Garland took the unusual step of summoning news cameras to Justice Department headquarters that day to explain that he personally approved the decision to search Mar-a-Lago. He also defended the FBI and Justice Department officials.
“The men and women of the FBI and the Justice Department are dedicated, patriotic public servants,” he said. “Every day they protect the American people from violent crime, terrorism and other threats to their safety while safeguarding our civil rights. They do so at great personal sacrifice and risk to themselves.”
A new guy in charge
In the aftermath of the search, Trump’s lawyers fought to have an outside legal expert, known as a special master, review the documents taken by FBI agents to see if any should be withheld from investigators. That demand, initially granted by a federal judge in Florida before an appeals court overruled her, delayed some elements of the investigation.
A review of the seized classified documents did not reveal an apparent financial motive for taking them. As best as investigators were able to determine in the months following the search, Trump’s motive in refusing to return the material seemed to be primarily ego, and petulance, according to people familiar with the matter.
In mid-November, at Mar-a-Lago, Trump formally announced he would run for president in 2024. Within days, Garland took a step he had hoped to avoid, people familiar with his thinking said. He named a special counsel within the Justice Department to oversee the classified-documents investigation and the investigation of events leading up to Jan. 6, a probe that had expanded to examine the conduct of Trump and those in his immediate circle.
The Justice Department’s special counsel regulation was originally designed to give the public confidence that prosecutors could fairly investigate a case even when there is a political conflict of interest for leaders of the agency.
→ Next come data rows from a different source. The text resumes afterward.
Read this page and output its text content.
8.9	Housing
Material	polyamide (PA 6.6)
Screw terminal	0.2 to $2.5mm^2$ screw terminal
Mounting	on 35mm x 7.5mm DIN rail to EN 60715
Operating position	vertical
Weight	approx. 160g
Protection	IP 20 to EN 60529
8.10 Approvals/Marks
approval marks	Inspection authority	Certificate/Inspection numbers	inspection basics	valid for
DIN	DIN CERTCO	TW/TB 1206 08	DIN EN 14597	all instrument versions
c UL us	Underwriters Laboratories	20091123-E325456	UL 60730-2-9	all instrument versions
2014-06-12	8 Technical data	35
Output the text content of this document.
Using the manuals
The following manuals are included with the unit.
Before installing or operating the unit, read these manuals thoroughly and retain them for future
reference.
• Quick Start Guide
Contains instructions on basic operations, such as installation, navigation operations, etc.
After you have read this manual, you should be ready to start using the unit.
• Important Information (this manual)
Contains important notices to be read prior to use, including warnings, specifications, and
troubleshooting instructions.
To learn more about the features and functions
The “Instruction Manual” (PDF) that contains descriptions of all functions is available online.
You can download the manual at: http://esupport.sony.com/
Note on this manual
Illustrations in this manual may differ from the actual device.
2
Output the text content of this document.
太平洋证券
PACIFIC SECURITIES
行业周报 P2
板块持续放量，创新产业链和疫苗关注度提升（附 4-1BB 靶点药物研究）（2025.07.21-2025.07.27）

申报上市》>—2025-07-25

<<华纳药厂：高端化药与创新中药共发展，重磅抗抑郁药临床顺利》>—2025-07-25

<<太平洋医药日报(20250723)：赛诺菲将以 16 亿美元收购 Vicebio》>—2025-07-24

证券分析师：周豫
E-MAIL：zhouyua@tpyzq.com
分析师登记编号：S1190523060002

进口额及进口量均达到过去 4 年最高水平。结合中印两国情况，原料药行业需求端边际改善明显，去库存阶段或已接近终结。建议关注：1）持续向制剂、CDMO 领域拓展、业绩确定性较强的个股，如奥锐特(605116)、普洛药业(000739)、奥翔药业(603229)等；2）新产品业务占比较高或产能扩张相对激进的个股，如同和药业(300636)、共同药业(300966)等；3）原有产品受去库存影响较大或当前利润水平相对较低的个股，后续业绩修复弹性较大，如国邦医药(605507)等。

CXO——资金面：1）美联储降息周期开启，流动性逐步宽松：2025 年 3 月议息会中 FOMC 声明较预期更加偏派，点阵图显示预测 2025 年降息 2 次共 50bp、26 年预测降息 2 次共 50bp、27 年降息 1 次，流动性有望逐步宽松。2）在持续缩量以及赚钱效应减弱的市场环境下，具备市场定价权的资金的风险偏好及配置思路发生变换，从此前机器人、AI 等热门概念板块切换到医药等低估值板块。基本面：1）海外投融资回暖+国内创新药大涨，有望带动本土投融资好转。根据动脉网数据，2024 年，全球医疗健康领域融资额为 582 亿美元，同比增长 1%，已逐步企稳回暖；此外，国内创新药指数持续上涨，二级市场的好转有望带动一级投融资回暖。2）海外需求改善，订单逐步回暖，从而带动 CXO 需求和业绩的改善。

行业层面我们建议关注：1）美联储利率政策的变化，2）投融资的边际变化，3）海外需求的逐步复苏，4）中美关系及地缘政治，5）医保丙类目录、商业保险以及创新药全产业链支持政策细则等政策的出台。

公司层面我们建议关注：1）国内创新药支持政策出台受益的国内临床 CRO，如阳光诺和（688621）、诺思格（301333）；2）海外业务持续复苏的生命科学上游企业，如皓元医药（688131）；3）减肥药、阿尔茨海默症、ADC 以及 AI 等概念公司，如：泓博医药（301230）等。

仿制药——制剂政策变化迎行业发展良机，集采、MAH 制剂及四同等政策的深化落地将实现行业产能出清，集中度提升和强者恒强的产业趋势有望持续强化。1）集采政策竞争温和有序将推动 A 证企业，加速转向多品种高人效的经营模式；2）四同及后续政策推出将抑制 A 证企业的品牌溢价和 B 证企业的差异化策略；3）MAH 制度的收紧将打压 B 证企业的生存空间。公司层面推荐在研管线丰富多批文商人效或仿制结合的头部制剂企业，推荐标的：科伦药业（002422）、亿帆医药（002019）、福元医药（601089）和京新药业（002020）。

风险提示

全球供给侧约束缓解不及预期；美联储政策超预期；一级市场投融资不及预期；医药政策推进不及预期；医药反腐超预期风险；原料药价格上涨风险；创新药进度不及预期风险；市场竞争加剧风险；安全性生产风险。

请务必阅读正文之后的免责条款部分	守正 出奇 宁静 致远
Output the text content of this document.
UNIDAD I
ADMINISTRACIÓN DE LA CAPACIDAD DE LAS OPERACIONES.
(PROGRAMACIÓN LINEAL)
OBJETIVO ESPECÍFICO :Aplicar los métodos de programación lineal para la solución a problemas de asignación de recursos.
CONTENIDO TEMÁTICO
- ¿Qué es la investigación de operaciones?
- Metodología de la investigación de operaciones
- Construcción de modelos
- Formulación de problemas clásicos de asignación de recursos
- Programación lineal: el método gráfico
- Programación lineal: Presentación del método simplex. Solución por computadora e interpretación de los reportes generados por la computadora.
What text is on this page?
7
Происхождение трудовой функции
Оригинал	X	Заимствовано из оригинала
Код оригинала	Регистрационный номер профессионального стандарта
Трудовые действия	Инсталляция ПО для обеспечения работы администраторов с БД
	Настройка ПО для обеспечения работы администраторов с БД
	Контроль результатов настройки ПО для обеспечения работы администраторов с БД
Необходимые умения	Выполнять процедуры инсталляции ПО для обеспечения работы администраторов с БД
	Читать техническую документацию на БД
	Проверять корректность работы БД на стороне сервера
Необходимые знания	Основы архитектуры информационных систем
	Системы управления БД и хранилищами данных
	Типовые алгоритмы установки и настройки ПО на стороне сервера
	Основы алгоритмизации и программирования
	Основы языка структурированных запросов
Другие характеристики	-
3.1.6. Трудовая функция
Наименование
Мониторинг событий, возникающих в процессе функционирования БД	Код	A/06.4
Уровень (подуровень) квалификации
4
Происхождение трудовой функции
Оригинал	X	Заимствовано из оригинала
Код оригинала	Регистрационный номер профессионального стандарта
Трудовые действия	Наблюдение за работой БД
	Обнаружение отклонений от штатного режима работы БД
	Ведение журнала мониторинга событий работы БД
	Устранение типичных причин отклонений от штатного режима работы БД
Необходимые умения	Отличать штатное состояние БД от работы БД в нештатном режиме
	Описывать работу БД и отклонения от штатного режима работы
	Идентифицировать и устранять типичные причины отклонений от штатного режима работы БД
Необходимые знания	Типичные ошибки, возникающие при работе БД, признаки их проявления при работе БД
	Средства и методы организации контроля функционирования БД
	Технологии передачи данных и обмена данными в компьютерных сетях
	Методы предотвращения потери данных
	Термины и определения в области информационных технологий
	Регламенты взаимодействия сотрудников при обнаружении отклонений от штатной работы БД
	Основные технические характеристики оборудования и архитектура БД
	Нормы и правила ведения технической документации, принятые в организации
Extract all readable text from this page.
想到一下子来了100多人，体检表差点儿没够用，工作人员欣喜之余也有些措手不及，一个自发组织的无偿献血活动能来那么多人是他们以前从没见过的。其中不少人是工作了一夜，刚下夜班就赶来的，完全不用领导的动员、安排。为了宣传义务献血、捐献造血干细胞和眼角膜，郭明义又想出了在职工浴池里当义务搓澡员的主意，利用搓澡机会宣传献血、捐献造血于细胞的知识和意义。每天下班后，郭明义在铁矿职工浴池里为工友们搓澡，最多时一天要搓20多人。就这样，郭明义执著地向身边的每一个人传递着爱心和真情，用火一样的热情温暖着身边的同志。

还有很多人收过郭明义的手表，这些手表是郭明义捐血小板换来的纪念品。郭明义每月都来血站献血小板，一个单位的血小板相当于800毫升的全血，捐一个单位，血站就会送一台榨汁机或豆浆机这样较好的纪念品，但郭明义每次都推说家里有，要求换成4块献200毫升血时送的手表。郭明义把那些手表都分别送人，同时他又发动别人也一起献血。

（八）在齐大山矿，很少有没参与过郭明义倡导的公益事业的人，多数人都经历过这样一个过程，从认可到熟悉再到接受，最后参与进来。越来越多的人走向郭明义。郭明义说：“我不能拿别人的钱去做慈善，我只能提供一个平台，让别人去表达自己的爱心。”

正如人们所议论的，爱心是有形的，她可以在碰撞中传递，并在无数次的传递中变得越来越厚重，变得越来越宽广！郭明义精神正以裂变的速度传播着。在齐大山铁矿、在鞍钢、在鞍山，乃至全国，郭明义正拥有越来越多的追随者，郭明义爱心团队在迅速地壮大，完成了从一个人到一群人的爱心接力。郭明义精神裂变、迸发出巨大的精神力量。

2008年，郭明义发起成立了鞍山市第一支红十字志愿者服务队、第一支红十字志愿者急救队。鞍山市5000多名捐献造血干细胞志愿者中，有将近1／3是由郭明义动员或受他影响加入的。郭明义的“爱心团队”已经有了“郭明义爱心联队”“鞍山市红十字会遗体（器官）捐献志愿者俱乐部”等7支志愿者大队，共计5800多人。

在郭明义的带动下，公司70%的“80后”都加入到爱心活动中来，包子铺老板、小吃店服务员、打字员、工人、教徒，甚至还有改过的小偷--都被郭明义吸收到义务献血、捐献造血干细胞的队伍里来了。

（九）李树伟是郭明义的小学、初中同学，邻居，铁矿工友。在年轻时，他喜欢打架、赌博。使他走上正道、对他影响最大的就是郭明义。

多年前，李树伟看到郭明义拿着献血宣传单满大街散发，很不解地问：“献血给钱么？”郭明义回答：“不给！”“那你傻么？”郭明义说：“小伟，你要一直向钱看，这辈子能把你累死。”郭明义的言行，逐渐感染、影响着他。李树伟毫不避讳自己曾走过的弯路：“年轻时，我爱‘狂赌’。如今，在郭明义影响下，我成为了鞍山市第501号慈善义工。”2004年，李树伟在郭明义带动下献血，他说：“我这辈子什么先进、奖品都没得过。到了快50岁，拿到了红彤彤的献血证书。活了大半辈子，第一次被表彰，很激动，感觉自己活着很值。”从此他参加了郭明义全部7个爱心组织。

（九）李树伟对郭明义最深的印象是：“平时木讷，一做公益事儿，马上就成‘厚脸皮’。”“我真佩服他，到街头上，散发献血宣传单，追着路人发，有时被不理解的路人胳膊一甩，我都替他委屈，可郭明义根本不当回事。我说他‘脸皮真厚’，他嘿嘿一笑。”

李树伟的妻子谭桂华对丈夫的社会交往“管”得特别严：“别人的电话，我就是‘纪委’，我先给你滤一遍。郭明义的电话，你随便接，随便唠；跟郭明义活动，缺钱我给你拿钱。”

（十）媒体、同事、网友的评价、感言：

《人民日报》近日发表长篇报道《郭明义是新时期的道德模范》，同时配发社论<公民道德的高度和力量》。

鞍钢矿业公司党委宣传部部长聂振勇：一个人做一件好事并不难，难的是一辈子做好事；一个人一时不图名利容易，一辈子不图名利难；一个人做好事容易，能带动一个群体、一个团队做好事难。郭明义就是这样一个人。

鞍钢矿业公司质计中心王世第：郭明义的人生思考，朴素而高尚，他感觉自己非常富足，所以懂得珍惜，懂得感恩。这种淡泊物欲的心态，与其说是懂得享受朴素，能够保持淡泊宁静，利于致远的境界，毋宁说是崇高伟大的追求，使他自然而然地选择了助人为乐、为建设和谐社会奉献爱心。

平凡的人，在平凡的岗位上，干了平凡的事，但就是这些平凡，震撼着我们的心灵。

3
By 2022, however, many senior law enforcement officials had privately expressed doubts that the role carries much credibility with the American public anymore.
Two special counsels were appointed during the Trump administration - one who investigated connections between Russia and the Trump campaign, as well as the president’s own conduct, and another to investigate the people who investigated those things. In the beginning, each appointment was hailed by partisans as a political death knell for high-profile figures. But both disappointed their biggest fans when they failed to topple those targets.
With Trump running, and Biden saying he would likely seek reelection, Garland said he had little choice but to appoint a special counsel, citing “extraordinary circumstances” and the need to maintain public trust. He chose Jack Smith, a longtime federal prosecutor who once headed the Justice Department’s public integrity section and has spent recent years as a Kosovo war crimes prosecutor at The Hague.
A special counsel still answers to the attorney general, but has a greater degree of autonomy than other Justice Department prosecutors.
Officials pledged that the appointment would not slow down the investigations, even as Smith spent another month in the Netherlands recovering from a knee injury.
He has been approving court filings and subpoenas from Europe, and is expected to return to the United States by early January.